The respondent disputed the petitioner's claim, arguing that Hajmola Candy is a confectionery item enjoyed by people of all ages and is not recognized as a medicine in common trade parlance. They emphasized that the candy is not prescribed by doctors and is widely available in retail outlets. The respondent's position was supported by the learned State Representative, who highlighted the principle that products should be classified based on their popular meaning rather than scientific or technical definitions. The State Representative pointed out the absence of a specific definition of "drugs and medicines" in the 1994 Act and argued that the legislative intent was to interpret these terms based on common understanding.

In delivering the judgment, the Tribunal considered the arguments presented by both parties. The Tribunal noted that while the petitioner demonstrated compliance with manufacturing standards and ingredients specified in ayurvedic texts, they failed to provide evidence of prescriptions by ayurvedic doctors or specific medical usage of Hajmola Candy.

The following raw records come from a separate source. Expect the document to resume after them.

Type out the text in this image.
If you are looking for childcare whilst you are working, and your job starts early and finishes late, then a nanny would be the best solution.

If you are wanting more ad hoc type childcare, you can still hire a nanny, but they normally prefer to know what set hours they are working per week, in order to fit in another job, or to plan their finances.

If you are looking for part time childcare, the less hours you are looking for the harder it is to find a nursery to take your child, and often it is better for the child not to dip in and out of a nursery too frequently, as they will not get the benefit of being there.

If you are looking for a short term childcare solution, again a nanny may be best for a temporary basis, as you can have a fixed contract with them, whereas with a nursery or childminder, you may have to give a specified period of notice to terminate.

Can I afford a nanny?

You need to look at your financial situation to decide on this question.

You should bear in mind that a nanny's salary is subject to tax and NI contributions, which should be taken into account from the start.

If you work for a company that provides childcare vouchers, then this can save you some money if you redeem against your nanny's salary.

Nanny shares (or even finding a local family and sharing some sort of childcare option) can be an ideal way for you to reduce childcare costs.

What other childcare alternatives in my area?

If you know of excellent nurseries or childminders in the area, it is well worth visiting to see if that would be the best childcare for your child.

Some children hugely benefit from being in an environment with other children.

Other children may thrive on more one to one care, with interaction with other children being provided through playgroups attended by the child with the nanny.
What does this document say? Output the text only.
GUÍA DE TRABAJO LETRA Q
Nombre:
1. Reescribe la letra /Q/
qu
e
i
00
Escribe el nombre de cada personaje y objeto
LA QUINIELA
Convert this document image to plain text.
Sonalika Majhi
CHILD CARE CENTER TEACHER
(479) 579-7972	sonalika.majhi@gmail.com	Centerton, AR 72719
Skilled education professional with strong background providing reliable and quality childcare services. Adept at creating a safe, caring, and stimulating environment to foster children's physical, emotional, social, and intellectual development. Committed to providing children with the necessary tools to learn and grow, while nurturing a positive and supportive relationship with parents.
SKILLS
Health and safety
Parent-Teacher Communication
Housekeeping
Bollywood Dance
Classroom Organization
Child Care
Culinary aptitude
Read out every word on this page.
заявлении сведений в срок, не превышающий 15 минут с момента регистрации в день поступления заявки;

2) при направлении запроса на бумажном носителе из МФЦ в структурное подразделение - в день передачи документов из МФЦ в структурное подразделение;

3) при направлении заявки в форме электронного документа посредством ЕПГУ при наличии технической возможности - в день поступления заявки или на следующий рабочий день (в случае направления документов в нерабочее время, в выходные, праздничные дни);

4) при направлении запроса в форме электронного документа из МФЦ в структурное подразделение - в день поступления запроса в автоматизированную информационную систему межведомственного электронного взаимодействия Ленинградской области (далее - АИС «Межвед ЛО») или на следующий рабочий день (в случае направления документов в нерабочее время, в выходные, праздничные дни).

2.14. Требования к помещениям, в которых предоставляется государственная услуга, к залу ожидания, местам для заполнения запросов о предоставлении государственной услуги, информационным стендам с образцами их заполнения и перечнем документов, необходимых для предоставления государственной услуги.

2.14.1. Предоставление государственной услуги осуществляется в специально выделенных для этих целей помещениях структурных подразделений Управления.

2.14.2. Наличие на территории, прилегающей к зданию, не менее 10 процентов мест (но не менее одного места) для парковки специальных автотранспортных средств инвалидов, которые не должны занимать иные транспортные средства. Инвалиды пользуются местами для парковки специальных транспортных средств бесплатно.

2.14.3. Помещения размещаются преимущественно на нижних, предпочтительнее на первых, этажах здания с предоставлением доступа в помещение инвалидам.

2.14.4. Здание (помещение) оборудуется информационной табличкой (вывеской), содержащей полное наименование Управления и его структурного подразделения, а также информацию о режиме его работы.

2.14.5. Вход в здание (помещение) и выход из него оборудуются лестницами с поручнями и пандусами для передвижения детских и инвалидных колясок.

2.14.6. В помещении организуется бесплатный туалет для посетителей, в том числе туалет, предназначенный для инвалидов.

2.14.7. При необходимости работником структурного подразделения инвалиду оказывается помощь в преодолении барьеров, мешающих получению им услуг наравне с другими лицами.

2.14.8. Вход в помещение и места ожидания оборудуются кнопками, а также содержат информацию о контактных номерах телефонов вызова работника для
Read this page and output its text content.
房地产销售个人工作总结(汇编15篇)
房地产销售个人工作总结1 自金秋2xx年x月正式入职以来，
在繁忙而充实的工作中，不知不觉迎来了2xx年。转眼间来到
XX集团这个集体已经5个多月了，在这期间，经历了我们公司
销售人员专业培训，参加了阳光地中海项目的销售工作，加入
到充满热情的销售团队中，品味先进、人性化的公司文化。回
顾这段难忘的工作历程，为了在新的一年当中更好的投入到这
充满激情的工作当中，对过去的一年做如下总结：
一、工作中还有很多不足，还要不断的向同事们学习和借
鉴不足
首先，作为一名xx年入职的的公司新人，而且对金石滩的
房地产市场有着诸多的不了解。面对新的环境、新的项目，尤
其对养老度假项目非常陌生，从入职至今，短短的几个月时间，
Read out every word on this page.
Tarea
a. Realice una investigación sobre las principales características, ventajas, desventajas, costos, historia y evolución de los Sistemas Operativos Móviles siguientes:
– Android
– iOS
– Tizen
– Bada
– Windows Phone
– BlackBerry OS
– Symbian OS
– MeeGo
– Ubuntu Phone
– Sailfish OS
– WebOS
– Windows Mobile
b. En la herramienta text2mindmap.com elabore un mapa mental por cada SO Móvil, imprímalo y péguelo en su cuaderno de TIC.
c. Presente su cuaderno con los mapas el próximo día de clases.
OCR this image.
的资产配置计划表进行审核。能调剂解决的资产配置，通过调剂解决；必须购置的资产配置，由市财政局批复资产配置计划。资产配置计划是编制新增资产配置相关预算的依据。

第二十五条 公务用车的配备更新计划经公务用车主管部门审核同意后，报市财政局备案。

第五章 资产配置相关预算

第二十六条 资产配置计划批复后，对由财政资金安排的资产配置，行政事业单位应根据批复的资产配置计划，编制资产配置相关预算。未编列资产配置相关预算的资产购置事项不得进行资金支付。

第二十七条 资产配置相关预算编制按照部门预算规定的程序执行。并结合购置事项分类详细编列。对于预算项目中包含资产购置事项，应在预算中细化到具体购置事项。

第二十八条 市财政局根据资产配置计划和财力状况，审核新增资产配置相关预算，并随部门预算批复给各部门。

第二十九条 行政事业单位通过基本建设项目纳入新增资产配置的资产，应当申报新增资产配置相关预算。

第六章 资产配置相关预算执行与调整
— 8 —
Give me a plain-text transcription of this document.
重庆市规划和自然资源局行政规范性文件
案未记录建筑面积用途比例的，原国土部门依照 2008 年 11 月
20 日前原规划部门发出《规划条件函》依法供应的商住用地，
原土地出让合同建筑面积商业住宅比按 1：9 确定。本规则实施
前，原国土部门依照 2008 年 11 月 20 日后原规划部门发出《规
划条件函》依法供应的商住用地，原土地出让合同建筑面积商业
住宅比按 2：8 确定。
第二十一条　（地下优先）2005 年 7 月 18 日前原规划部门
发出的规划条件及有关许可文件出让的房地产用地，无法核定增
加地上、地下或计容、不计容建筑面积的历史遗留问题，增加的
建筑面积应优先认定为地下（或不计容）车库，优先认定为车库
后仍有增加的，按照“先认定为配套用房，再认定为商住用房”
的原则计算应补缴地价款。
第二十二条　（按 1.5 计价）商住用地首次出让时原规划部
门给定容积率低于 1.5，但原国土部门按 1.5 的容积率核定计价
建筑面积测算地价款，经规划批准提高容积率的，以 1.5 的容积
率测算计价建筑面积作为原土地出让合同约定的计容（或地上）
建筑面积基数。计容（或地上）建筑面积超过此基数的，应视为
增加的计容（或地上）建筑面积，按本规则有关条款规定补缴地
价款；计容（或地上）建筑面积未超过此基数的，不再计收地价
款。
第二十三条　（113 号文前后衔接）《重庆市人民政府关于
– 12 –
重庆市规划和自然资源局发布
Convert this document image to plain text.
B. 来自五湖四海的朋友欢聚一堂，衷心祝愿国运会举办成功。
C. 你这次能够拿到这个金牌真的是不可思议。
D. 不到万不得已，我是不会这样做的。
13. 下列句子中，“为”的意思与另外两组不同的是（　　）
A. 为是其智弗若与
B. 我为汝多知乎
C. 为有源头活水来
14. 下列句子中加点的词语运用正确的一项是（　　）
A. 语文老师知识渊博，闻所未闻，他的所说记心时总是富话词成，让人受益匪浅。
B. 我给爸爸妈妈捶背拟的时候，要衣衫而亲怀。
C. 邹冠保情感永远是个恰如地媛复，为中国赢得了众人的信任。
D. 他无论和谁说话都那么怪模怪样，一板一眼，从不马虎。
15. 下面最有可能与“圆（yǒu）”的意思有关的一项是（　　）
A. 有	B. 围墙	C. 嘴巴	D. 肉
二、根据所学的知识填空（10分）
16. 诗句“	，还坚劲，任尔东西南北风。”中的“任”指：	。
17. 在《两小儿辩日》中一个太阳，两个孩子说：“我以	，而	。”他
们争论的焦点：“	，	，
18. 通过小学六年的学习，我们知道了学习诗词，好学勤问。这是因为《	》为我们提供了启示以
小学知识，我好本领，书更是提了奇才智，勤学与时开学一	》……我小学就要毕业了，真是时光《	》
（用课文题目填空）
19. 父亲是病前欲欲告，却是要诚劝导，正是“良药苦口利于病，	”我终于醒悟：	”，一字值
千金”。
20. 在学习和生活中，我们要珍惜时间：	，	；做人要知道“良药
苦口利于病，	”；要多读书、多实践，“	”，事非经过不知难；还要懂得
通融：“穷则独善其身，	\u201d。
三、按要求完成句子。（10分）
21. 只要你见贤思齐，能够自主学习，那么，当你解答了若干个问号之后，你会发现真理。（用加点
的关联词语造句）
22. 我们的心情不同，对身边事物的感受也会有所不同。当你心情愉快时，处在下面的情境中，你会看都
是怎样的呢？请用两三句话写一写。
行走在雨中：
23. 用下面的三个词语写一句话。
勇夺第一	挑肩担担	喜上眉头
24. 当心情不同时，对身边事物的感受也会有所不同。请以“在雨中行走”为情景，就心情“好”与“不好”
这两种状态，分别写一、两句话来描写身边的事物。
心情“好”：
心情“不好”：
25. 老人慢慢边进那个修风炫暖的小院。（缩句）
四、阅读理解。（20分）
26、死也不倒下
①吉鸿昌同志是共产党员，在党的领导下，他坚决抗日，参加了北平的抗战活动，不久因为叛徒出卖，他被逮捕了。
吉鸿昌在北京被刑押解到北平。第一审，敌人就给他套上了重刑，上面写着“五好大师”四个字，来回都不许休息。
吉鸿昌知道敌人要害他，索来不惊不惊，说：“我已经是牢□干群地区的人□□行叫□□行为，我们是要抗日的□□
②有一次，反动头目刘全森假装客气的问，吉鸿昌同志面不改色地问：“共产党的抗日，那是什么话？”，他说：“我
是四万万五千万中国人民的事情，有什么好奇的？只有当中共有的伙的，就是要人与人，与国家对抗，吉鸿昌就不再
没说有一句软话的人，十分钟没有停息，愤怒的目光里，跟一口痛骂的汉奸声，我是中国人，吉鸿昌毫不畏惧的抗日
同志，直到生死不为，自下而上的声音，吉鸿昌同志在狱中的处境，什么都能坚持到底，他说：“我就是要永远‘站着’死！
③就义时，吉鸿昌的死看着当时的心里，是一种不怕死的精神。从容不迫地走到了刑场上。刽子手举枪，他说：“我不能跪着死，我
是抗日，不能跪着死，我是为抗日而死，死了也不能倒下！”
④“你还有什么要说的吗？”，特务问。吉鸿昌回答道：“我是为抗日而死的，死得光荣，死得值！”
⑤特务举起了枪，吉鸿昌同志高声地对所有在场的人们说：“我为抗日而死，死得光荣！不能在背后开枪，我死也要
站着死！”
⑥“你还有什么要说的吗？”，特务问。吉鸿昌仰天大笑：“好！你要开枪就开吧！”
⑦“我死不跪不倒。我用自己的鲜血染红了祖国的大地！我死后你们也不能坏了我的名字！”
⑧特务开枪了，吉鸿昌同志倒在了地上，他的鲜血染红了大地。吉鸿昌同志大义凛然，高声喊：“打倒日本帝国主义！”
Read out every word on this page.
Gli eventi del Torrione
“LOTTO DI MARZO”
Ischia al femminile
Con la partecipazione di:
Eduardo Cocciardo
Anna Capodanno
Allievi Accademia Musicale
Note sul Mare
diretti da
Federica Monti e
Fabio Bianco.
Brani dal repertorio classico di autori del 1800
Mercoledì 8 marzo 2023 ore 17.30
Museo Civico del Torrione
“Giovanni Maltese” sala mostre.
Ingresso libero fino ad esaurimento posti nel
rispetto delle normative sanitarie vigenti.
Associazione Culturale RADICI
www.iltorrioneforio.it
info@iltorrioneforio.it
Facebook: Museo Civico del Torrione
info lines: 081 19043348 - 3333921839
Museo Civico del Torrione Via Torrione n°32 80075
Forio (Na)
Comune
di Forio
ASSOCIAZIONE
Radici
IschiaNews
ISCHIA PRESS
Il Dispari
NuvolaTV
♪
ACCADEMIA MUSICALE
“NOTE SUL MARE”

The Tribunal highlighted the importance of considering the popular understanding of a product in determining its classification. Based on the lack of evidence supporting the medicinal usage of Hajmola Candy and the respondent's assertion that it is primarily viewed as a confectionery item, the Tribunal dismissed the petition. The judgment emphasized the significance of factual circumstances and popular perception in classifying products for taxation purposes.

In conclusion, the Tribunal rejected the petitioner's claim to classify Hajmola Candy as an ayurvedic medicine under the 1994 Act, ruling that the product is commonly perceived as a confectionery item rather than a medicament. The judgment underscored the need for concrete evidence supporting the medicinal usage of a product to justify its classification as a medicine, emphasizing the importance of popular understanding in determining tax treatment.